I think the problem is the parameters that matter each day change. I don't see how you could code for this.
I don't see much difficulty in coding for daily changes (other than increased computational time maybe). I also think OP (schizo) has some good modern ideas -- there are already a lot of existing approaches with dynamic adaptation in mind. It really is a bit archaic to only optimize over one static lookback period (however, that can also have side benefits in that it forces the model(s) to generalize better over a larger set of data). I think one of the major existing difficulties with ML type approaches is how to formulate a framework that takes into account a lot of consideration around robustness and future stability. Getting ML (as it exists in the literature and public) to work for you is one big hurtle. If you are able to get beyond that, another big existing hurtle is how to approach and evaluate the in/out of sample stability with a good level of confidence. Nevertheless, to OP, lots of literature and blogs are looking at things like N-best momentum and volatility tracking, which are along the lines of what you asked. Lots of free OS software packages exist for that as well. There's also a fertile subset of ML, dedicated to online learning that hasn't been harvested much by the general community - I would guess that technical based funds like Renaissance utilize some of the concepts. One example of this that was popular years ago (though, it had some practical warts) was Cover's Universal Portfolios.

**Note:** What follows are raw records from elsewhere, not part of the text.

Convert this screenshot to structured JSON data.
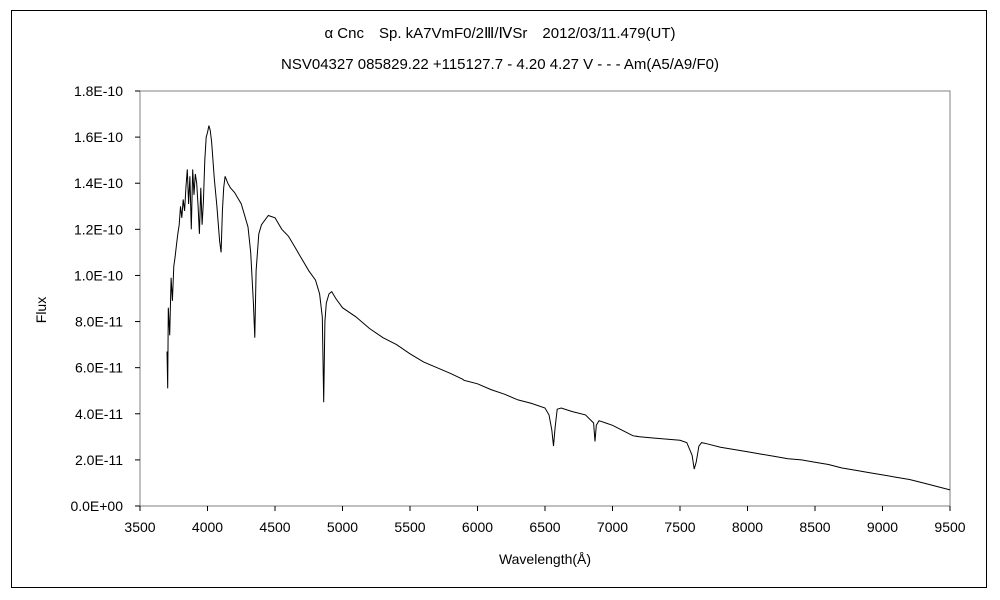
{
  "chart_data": {
    "type": "line",
    "title": "α Cnc　Sp. kA7VmF0/2Ⅲ/ⅣSr　2012/03/11.479(UT)",
    "subtitle": "NSV04327 085829.22 +115127.7 - 4.20 4.27 V - - - Am(A5/A9/F0)",
    "xlabel": "Wavelength(Å)",
    "ylabel": "Flux",
    "xlim": [
      3500,
      9500
    ],
    "ylim": [
      0,
      1.8e-10
    ],
    "xticks": [
      "3500",
      "4000",
      "4500",
      "5000",
      "5500",
      "6000",
      "6500",
      "7000",
      "7500",
      "8000",
      "8500",
      "9000",
      "9500"
    ],
    "yticks": [
      "0.0E+00",
      "2.0E-11",
      "4.0E-11",
      "6.0E-11",
      "8.0E-11",
      "1.0E-10",
      "1.2E-10",
      "1.4E-10",
      "1.6E-10",
      "1.8E-10"
    ],
    "grid": false,
    "legend": "none",
    "line_color": "#000000",
    "series": [
      {
        "x": [
          3700,
          3705,
          3710,
          3720,
          3730,
          3740,
          3750,
          3760,
          3770,
          3780,
          3790,
          3800,
          3810,
          3820,
          3830,
          3840,
          3850,
          3860,
          3870,
          3880,
          3890,
          3900,
          3910,
          3920,
          3930,
          3940,
          3950,
          3960,
          3970,
          3980,
          3990,
          4000,
          4010,
          4020,
          4030,
          4050,
          4070,
          4090,
          4101,
          4110,
          4120,
          4130,
          4150,
          4170,
          4200,
          4250,
          4300,
          4320,
          4340,
          4350,
          4360,
          4380,
          4400,
          4450,
          4500,
          4550,
          4600,
          4650,
          4700,
          4750,
          4800,
          4830,
          4850,
          4861,
          4870,
          4880,
          4900,
          4920,
          4950,
          5000,
          5100,
          5200,
          5300,
          5400,
          5500,
          5600,
          5700,
          5800,
          5890,
          5900,
          6000,
          6100,
          6200,
          6300,
          6400,
          6500,
          6530,
          6550,
          6563,
          6575,
          6590,
          6620,
          6700,
          6800,
          6860,
          6870,
          6880,
          6900,
          6950,
          7000,
          7100,
          7150,
          7200,
          7300,
          7400,
          7500,
          7550,
          7590,
          7605,
          7620,
          7640,
          7660,
          7700,
          7800,
          7900,
          8000,
          8100,
          8200,
          8300,
          8400,
          8500,
          8600,
          8700,
          8800,
          8900,
          9000,
          9100,
          9200,
          9300,
          9400,
          9500
        ],
        "y": [
          6.7e-11,
          5.1e-11,
          8.6e-11,
          7.4e-11,
          9.9e-11,
          8.9e-11,
          1.04e-10,
          1.08e-10,
          1.13e-10,
          1.18e-10,
          1.22e-10,
          1.3e-10,
          1.25e-10,
          1.33e-10,
          1.28e-10,
          1.38e-10,
          1.46e-10,
          1.31e-10,
          1.43e-10,
          1.2e-10,
          1.46e-10,
          1.35e-10,
          1.44e-10,
          1.4e-10,
          1.3e-10,
          1.18e-10,
          1.38e-10,
          1.22e-10,
          1.32e-10,
          1.5e-10,
          1.6e-10,
          1.62e-10,
          1.65e-10,
          1.63e-10,
          1.58e-10,
          1.42e-10,
          1.3e-10,
          1.15e-10,
          1.1e-10,
          1.28e-10,
          1.38e-10,
          1.43e-10,
          1.4e-10,
          1.38e-10,
          1.36e-10,
          1.31e-10,
          1.21e-10,
          1.1e-10,
          8.8e-11,
          7.3e-11,
          1.02e-10,
          1.18e-10,
          1.22e-10,
          1.26e-10,
          1.25e-10,
          1.2e-10,
          1.17e-10,
          1.12e-10,
          1.07e-10,
          1.02e-10,
          9.8e-11,
          9.2e-11,
          8.2e-11,
          4.5e-11,
          8e-11,
          8.8e-11,
          9.2e-11,
          9.3e-11,
          9e-11,
          8.6e-11,
          8.2e-11,
          7.7e-11,
          7.3e-11,
          7e-11,
          6.6e-11,
          6.25e-11,
          6e-11,
          5.75e-11,
          5.5e-11,
          5.45e-11,
          5.3e-11,
          5.05e-11,
          4.85e-11,
          4.6e-11,
          4.45e-11,
          4.25e-11,
          3.95e-11,
          3.3e-11,
          2.6e-11,
          3.4e-11,
          4.2e-11,
          4.25e-11,
          4.1e-11,
          3.95e-11,
          3.6e-11,
          2.8e-11,
          3.5e-11,
          3.7e-11,
          3.6e-11,
          3.5e-11,
          3.2e-11,
          3.05e-11,
          3e-11,
          2.95e-11,
          2.9e-11,
          2.85e-11,
          2.75e-11,
          2.2e-11,
          1.6e-11,
          1.9e-11,
          2.6e-11,
          2.75e-11,
          2.7e-11,
          2.55e-11,
          2.45e-11,
          2.35e-11,
          2.25e-11,
          2.15e-11,
          2.05e-11,
          2e-11,
          1.9e-11,
          1.8e-11,
          1.65e-11,
          1.55e-11,
          1.45e-11,
          1.35e-11,
          1.25e-11,
          1.15e-11,
          1e-11,
          8.5e-12,
          7e-12
        ]
      }
    ]
  }
}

So would your model be training itself on a training data set created in real time to determine correlations that are effecting the market in real time? Then using those correlations to make trades on your test set? Sounds like a tall order.
It may worth considering how this guy does this. I have not figured out how his indicator works but it trains on the full data set to calculate the probability of direction. Also it is interesting that he uses data after 2000. Dr. Ernie Chan thinks that data after 2007 should be used. The data lookback period is a serious issue.

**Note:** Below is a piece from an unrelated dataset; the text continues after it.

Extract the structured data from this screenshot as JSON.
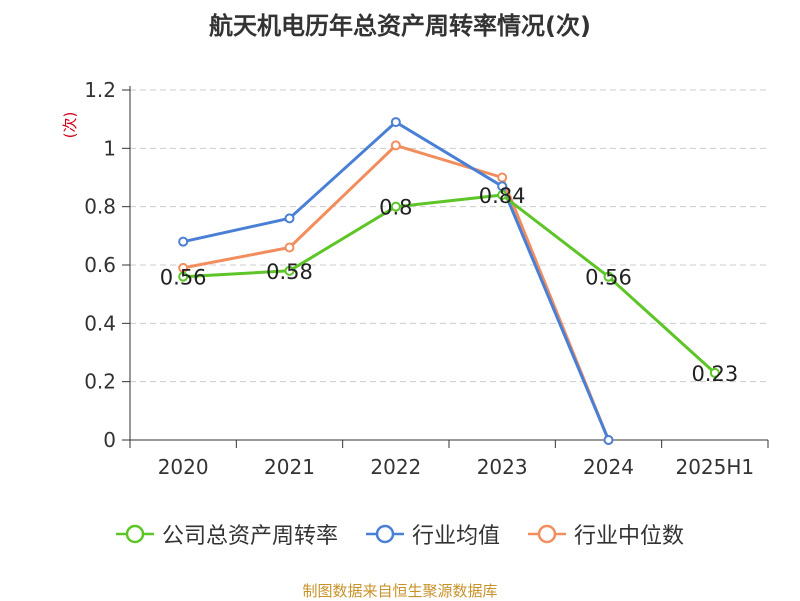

I can't see how historical data would have any value in determining real time correlations between various parameters intraday. Seems like this would be a problem for Deep Learning/Unsupervised Learning. You don't know which correlations are working intra day, but you need the algorithm to discover them. I could see where this could work for HFT if your data was composed of win/lose trades throughout the day.
I've read that guy's PDF on his p-indicator. His indicator is a joke. A grotesque joke. It depends on the trading history of N unspecified price patterns. WTF?! All that crap just to figure out whether price is headed up or down or neither? LOL!
Thanks for the pointer. As always, so much to learn, so little time. ops: BTW which OS proggies are you referring to?
Depending on your level of comfort; apps like R and Python are common. You can look around Quantopian and start by cloning others. There was a lot of good online learning development shared there.
Isn't the risk with adapting the parameters that you overfit to recent data? I saw volpunter refer in the past to the drawbacks of Walk Forward Testing. The thrust of his posts being that with WFT you fit a great model to the last market environment but are constantly chasing your tail. At the other extreme, let's say you want to build a model to predict movements in bond futures prices but use data from so far back in time that it's useless in a regime of low interest rates. So how do you slice and dice your data into test and training sets? How many years of data do you need to have a large enough sample size whilst still keeping your parameters adaptive? The devil is in the details...
There is always risk to fit a model only to recent data since the market can change to a different regime without any prior announcement. Plus some model parameters can change fast, whereas other model parameters are slowly moving. So maybe one fits the same model to both data sets: only recent data and the longer term data, and see what happens.